Spaniens Strategie für eine Kreislaufwirtschaft legt einen wichtigen Akzent auf die Abfallhierarchie. Diese setzt schon bei der Vermeidung an. Die entstehenden Abfälle sollen recycelt, zur Energiegewinnung verwendet oder verwertet werden. Um Umweltschäden durch wildes Deponieren zu verhindern, steht auch die Rückverfolgbarkeit von Müll auf der Agenda. Ein besseres Ressourcenmanagement soll auch dadurch erreicht werden, dass weniger Nahrungsmittel im Abfall landen.

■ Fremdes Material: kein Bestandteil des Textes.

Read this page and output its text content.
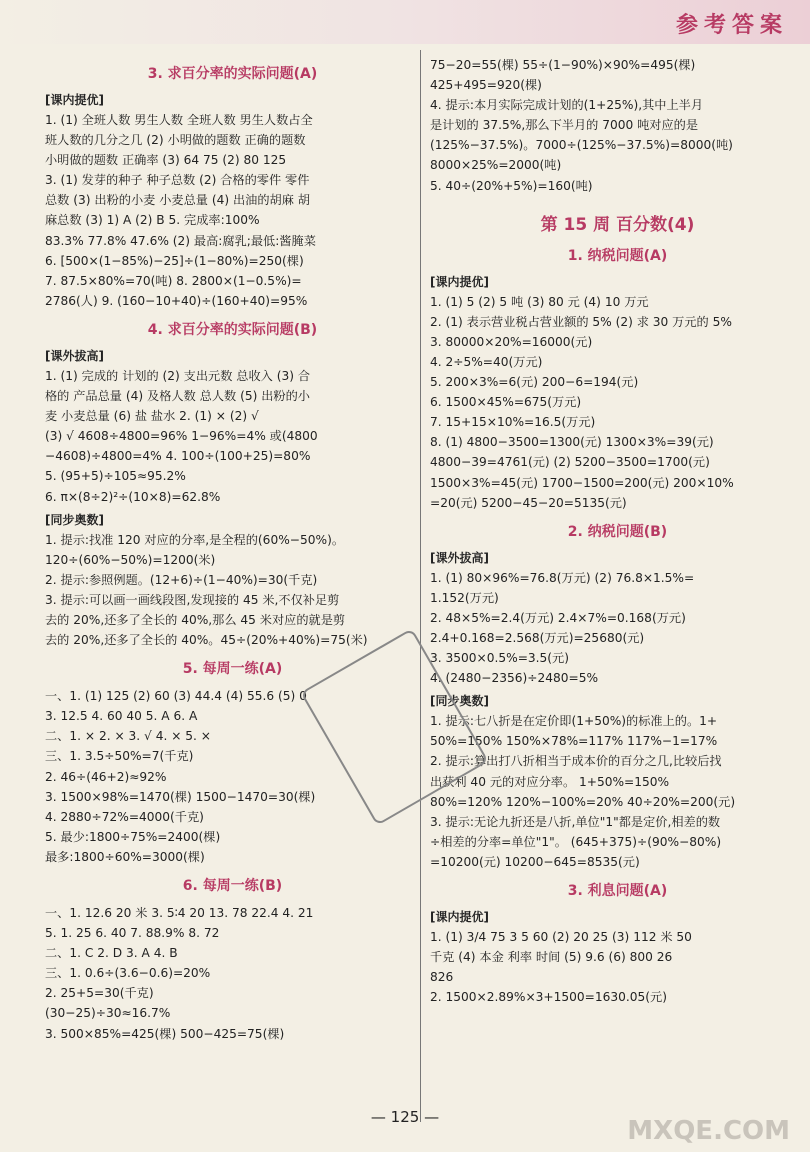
参考答案
3. 求百分率的实际问题(A)
[课内提优]
1. (1) 全班人数 男生人数 全班人数 男生人数占全
班人数的几分之几 (2) 小明做的题数 正确的题数
小明做的题数 正确率 (3) 64 75 (2) 80 125
3. (1) 发芽的种子 种子总数 (2) 合格的零件 零件
总数 (3) 出粉的小麦 小麦总量 (4) 出油的胡麻 胡
麻总数 (3) 1) A (2) B 5. 完成率:100%
83.3% 77.8% 47.6% (2) 最高:腐乳;最低:酱腌菜
6. [500×(1−85%)−25]÷(1−80%)=250(棵)
7. 87.5×80%=70(吨) 8. 2800×(1−0.5%)=
2786(人) 9. (160−10+40)÷(160+40)=95%
4. 求百分率的实际问题(B)
[课外拔高]
1. (1) 完成的 计划的 (2) 支出元数 总收入 (3) 合
格的 产品总量 (4) 及格人数 总人数 (5) 出粉的小
麦 小麦总量 (6) 盐 盐水 2. (1) × (2) √
(3) √ 4608÷4800=96% 1−96%=4% 或(4800
−4608)÷4800=4% 4. 100÷(100+25)=80%
5. (95+5)÷105≈95.2%
6. π×(8÷2)²÷(10×8)=62.8%
[同步奥数]
1. 提示:找准 120 对应的分率,是全程的(60%−50%)。
120÷(60%−50%)=1200(米)
2. 提示:参照例题。(12+6)÷(1−40%)=30(千克)
3. 提示:可以画一画线段图,发现接的 45 米,不仅补足剪
去的 20%,还多了全长的 40%,那么 45 米对应的就是剪
去的 20%,还多了全长的 40%。45÷(20%+40%)=75(米)
5. 每周一练(A)
一、1. (1) 125 (2) 60 (3) 44.4 (4) 55.6 (5) 0
3. 12.5 4. 60 40 5. A 6. A
二、1. × 2. × 3. √ 4. × 5. ×
三、1. 3.5÷50%=7(千克)
2. 46÷(46+2)≈92%
3. 1500×98%=1470(棵) 1500−1470=30(棵)
4. 2880÷72%=4000(千克)
5. 最少:1800÷75%=2400(棵)
最多:1800÷60%=3000(棵)
6. 每周一练(B)
一、1. 12.6 20 米 3. 5∶4 20 13. 78 22.4 4. 21
5. 1. 25 6. 40 7. 88.9% 8. 72
二、1. C 2. D 3. A 4. B
三、1. 0.6÷(3.6−0.6)=20%
2. 25+5=30(千克)
(30−25)÷30≈16.7%
3. 500×85%=425(棵) 500−425=75(棵)
75−20=55(棵) 55÷(1−90%)×90%=495(棵)
425+495=920(棵)
4. 提示:本月实际完成计划的(1+25%),其中上半月
是计划的 37.5%,那么下半月的 7000 吨对应的是
(125%−37.5%)。7000÷(125%−37.5%)=8000(吨)
8000×25%=2000(吨)
5. 40÷(20%+5%)=160(吨)
第 15 周 百分数(4)
1. 纳税问题(A)
[课内提优]
1. (1) 5 (2) 5 吨 (3) 80 元 (4) 10 万元
2. (1) 表示营业税占营业额的 5% (2) 求 30 万元的 5%
3. 80000×20%=16000(元)
4. 2÷5%=40(万元)
5. 200×3%=6(元) 200−6=194(元)
6. 1500×45%=675(万元)
7. 15+15×10%=16.5(万元)
8. (1) 4800−3500=1300(元) 1300×3%=39(元)
4800−39=4761(元) (2) 5200−3500=1700(元)
1500×3%=45(元) 1700−1500=200(元) 200×10%
=20(元) 5200−45−20=5135(元)
2. 纳税问题(B)
[课外拔高]
1. (1) 80×96%=76.8(万元) (2) 76.8×1.5%=
1.152(万元)
2. 48×5%=2.4(万元) 2.4×7%=0.168(万元)
2.4+0.168=2.568(万元)=25680(元)
3. 3500×0.5%=3.5(元)
4. (2480−2356)÷2480=5%
[同步奥数]
1. 提示:七八折是在定价即(1+50%)的标准上的。1+
50%=150% 150%×78%=117% 117%−1=17%
2. 提示:算出打八折相当于成本价的百分之几,比较后找
出获利 40 元的对应分率。 1+50%=150%
80%=120% 120%−100%=20% 40÷20%=200(元)
3. 提示:无论九折还是八折,单位"1"都是定价,相差的数
÷相差的分率=单位"1"。 (645+375)÷(90%−80%)
=10200(元) 10200−645=8535(元)
3. 利息问题(A)
[课内提优]
1. (1) 3/4 75 3 5 60 (2) 20 25 (3) 112 米 50
千克 (4) 本金 利率 时间 (5) 9.6 (6) 800 26
826
2. 1500×2.89%×3+1500=1630.05(元)
— 125 —	MXQE.COM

Im Vergleich zum Basisjahr 2010 lautet das Ziel für 2030, die gesamte Abfallmenge um 15 Prozent zu reduzieren. Der Inlandsmaterialverbrauch soll im Verhältnis zur Wirtschaftsleistung um 30 Prozent sinken. Für bis zu 10 Prozent der Siedlungsabfälle wird eine Wiederverwendung angestrebt.

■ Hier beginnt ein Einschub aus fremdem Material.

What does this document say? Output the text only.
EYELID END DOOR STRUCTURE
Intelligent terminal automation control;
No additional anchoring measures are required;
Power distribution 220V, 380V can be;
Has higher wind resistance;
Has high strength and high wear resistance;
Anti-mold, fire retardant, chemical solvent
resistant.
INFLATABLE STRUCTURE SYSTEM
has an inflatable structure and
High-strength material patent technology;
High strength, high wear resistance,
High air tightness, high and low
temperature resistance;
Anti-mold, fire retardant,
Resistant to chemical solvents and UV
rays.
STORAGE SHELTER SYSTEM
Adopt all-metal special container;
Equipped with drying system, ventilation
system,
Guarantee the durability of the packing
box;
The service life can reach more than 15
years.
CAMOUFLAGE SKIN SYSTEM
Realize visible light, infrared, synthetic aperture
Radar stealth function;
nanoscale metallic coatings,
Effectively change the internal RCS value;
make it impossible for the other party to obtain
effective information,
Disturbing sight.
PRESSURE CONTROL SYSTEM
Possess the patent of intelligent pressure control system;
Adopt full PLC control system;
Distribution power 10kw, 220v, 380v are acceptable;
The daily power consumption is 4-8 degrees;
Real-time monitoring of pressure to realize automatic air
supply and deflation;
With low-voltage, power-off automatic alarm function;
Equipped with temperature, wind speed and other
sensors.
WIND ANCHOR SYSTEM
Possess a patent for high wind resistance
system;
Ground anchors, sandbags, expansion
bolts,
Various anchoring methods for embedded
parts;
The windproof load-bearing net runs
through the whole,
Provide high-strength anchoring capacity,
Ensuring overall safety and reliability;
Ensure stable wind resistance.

Seit dem 1. Januar 2023 gilt in Spanien eine Steuer auf Einwegkunststoffe. Diese beträgt 0,45 Euro pro Kilogramm. Nach Erfahrungen von Unternehmen ist der Verwaltungsaufwand jedoch im Verhältnis dazu sehr hoch. So ist eine Eintragung in ein Sonderregister, eine Steuernummer und eine detaillierte Buchführung erforderlich.
EU bescheinigt Spanien Fortschritte, rügt aber die hohe Deponierungsquote
Aus der Sicht der Europäischen Union verzeichnet Spanien Erfolge in der Abfallpolitik, erfüllt aber noch nicht alle Vorgaben der Staatengemeinschaft. Im Environmental Implementation Review 2022 wurden auf der Ebene der Gesetzgebung Fortschritte gelobt.

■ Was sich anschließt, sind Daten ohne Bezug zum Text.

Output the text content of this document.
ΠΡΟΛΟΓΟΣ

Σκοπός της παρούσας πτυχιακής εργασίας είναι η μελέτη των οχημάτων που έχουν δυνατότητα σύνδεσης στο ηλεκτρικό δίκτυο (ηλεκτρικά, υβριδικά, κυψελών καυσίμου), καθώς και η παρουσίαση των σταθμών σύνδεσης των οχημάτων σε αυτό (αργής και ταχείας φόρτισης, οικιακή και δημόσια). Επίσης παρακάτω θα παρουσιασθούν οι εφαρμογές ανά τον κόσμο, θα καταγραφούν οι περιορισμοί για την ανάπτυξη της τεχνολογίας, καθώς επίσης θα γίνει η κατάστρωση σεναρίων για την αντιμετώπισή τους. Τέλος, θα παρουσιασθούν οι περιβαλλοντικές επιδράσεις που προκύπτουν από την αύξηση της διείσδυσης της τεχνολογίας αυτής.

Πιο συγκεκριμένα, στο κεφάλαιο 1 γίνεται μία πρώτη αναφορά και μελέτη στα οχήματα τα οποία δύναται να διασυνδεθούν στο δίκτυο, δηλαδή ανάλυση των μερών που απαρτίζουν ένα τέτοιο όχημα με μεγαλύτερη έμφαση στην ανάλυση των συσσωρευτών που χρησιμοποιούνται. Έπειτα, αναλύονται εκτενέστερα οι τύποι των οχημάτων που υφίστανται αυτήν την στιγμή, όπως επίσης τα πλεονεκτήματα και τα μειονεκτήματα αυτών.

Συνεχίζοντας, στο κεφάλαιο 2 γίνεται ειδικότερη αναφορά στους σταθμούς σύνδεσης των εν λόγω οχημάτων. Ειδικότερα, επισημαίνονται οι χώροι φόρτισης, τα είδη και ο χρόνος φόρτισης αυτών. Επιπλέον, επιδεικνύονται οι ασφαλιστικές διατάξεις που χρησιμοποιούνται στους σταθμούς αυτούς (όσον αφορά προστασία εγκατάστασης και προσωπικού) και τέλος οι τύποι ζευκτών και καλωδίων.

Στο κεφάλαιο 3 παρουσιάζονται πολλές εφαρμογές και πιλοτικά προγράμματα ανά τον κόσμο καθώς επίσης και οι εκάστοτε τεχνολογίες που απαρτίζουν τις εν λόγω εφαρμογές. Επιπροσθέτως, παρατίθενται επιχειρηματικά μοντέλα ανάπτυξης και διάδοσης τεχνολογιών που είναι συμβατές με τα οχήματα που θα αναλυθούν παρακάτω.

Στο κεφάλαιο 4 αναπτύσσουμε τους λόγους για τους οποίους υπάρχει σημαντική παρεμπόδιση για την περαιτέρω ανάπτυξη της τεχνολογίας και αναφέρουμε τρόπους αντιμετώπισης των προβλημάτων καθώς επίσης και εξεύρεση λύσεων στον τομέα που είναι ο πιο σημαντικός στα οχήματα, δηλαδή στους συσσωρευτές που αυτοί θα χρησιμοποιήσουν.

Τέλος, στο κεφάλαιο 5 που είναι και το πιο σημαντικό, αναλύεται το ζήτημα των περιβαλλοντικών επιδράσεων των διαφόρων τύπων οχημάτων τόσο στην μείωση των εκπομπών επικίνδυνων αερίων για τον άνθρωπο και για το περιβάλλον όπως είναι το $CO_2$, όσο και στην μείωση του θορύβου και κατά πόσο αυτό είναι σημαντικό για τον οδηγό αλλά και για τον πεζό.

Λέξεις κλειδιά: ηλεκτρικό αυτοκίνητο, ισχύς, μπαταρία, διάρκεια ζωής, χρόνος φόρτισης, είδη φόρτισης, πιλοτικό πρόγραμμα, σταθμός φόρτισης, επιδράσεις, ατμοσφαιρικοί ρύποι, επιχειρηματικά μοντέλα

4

Zu den Pluspunkten zählt die Kreislaufwirtschaftsstrategie. Diese haben auch viele der 17 Autonomen Gemeinschaften des Landes mit eigenen Plänen untermauert. Das im April 2022 beschlossene Gesetz zu Abfällen und kontaminierten Böden fand die Zustimmung der EU.
Bei der Umsetzung der Pläne und Vorgaben weist Spanien jedoch noch Defizite auf. Insbesondere mahnt die EU mehr Recycling von Siedlungsabfällen an. Die Zielvorgabe für Mitgliedsstaaten steigt 2025 auf 55 Prozent. Dafür sind gemessen an den Resultaten der Vergangenheit erhebliche Investitionen notwendig.
Die Zielmarke für 2020 lag bei 50 Prozent. Mit einem Durchschnittswert von 48 Prozent kamen die meisten EU-Staaten 2019 nah an diese Vorgabe heran. Spanien blieb mit lediglich 38 Prozent Recyclinganteil weit hinter dem geforderten Niveau zurück.
Strategieplan unterstützt Investitionen mit 492 Millionen Euro
Für das Schließen der Lücke sind die Finanzierungsbedingungen besonders günstig. Neben eigenen Haushaltsmitteln spielen schon seit Jahren Gelder aus verschiedenen EU-Töpfen eine zentrale Rolle für die staatlichen Investitionen in den Abfallsektor.
Durch den Aufbau- und Resilienzplan mit seinem Strategieplan für die Kreislaufwirtschaft existieren außerordentliche Finanzmittel, um zu investieren und näher an die Ziele heranzurücken. Die staatliche Fördersumme beträgt insgesamt 492 Millionen Euro.
Die Textil- und Kunststoffindustrie sowie Ausrüstungen für erneuerbare Energien bilden drei Branchenschwerpunkte des Strategieplans.
Außerdem besteht der Plan aus einer übergreifenden Komponente, die sich an Industriebetriebe allgemein richtet. Hier geht es um weniger Ressourceneinsatz, die Entwicklung eines Ökodesigns, das Abfallmanagement und die Digitalisierung.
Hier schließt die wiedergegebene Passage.